Enfiló a la carrera hacia el barrio del 21 de Abril: la familia. Pensó lo peor. En el camino, la gente salía de entre los escombros, las precarias viviendas de adobe no soportaron el movimiento. Había muertos tirados en las calles, heridos pidiendo ayuda. El panorama era desolador y macabro: cuerpos abandonados, desmembrados, yacían en el suelo. Una mujer salió abruptamente de la nada y lo cogió del brazo; mi hija, dijo, señalando el interior de la desplomada vivienda. Su rostro reflejaba desesperación. Logró zafarse de la mujer y continuó corriendo. Mi familia, la vieja, mis hijos, se habrá caído todo, tengo que llegar. Desde lo alto del barrio El Progreso, el 21 de Abril había desaparecido tras una nube inmensa de polvo. Las piernas le temblaban y se sintió desfallecer. La garganta que se le hizo un nudo, tenía la boca llena de polvo y escupió una espesa saliva terrosa.

“Sentí que todo se acababa, que era el fin. Cuando bajaba por el Progreso y miré hacia el frente, no se veía nada. Todo era polvo. Pensé que todos ustedes se habían muerto”, dice Alejandro, mientras baja la mirada como intentando recordar más detalles. Entonces, la vieja toma la posta del relato. “Yo me acuerdo…”

Abajo, en el 21 de Abril, la esposa de Alejandro -María Apaza- y sus cuatro hijos estaban en la casa. El pollito que trajera la abuela el día anterior era motivo de atención por parte de los niños. El ave escapó de la casa por una pequeña rendija en la pared y eso hizo que los niños vayan tras el animal. María abrió la puerta de la sala -generalmente asegurada- y todos salieron a la calle en busca del obsequio de la abuela. El temblor los cogió allí. Mucha gente, al igual que ellos, también hizo lo mismo. Algunas señoras se arrodillaron sobre el suelo, elevando plegarias que se confundieron con el llanto. Angustiada, María preguntó dónde había sido el temblor; un vecino respondió: creo que ha sido aquí en Chimbote, manifestó, señalando hacia el frente: El Progreso está envuelto en una polvareda, las casas caen a lo lejos. Ella quiso ir hacia el descampado con sus hijos, pero cuando se dispuso a cerrar la puerta, notó que en el fondo de la casa el agua brotaba del suelo a borbotones. El caño se habrá quedado abierto, pensó. Cuando se disponía a ingresar, llegó Alejandro y la detuvo. Esa agua es de la tierra, le recriminó. Algunos segundos después se oyó el ruido de una pared que acaba de caer en el interior.

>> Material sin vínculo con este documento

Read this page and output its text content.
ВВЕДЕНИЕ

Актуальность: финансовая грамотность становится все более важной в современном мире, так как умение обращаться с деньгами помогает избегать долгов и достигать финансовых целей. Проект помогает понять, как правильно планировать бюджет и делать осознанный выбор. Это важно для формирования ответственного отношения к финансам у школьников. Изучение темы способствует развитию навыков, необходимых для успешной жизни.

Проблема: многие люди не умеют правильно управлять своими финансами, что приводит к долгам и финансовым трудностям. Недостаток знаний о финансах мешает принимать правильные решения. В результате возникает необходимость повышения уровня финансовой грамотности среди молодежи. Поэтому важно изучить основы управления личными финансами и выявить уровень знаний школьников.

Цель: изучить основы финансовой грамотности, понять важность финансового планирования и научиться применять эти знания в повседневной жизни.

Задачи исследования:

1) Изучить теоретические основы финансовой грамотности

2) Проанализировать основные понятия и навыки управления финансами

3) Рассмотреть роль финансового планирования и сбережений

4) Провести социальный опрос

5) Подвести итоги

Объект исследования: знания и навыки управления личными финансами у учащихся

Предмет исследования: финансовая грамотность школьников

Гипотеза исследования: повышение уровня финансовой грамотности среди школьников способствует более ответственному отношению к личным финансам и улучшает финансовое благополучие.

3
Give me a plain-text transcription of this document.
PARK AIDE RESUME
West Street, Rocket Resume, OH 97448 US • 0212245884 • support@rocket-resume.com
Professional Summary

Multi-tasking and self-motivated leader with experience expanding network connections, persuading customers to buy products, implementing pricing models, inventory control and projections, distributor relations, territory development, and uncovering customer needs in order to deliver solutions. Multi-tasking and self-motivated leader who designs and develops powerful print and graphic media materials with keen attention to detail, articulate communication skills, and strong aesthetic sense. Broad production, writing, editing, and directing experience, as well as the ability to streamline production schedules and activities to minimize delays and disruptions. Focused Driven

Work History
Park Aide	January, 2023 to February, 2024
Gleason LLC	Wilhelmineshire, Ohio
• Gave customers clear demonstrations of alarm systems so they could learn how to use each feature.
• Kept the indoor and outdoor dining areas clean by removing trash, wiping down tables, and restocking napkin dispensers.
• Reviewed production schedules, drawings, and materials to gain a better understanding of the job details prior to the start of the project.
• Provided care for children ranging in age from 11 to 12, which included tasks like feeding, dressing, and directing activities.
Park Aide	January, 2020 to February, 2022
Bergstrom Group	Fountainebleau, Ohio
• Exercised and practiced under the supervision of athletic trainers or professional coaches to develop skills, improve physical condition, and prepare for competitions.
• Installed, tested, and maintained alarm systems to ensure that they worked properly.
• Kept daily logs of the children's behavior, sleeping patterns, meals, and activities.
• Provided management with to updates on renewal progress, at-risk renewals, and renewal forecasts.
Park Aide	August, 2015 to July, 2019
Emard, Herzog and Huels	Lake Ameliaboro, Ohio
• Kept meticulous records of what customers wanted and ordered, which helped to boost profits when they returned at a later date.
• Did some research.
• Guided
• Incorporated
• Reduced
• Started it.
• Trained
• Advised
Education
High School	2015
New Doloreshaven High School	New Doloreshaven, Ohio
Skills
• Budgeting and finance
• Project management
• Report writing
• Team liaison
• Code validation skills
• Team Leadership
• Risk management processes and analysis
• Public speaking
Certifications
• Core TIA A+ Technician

Semanas más tarde se enterarían por la radio de las consecuencias del movimiento telúrico: cien mil muertos. ¿Y la abuela, dónde estaba?, pregunto. Ella tuvo un accidente, arriba en San Pedro. Se rompió una pierna. Tuvo suerte porque la viga que le cayó era como para matarla. Así fue, hijo, concluye el viejo. Ahora anda, ponte otro disco.

El 31 de mayo de 1970 la tierra tembló hasta el infinito con una fuerza tan desmesurada que causó el desprendimiento de un enorme bloque de hielo del nevado Huascarán, originando el alud que arrasó con algunos pueblos de la sierra ancashina, entre ellos Yungay, que acabó sepultado bajo una enorme masa de lodo y piedras. En pocos días se cumplirán 39 años de la desgracia. Es bueno recordarlo.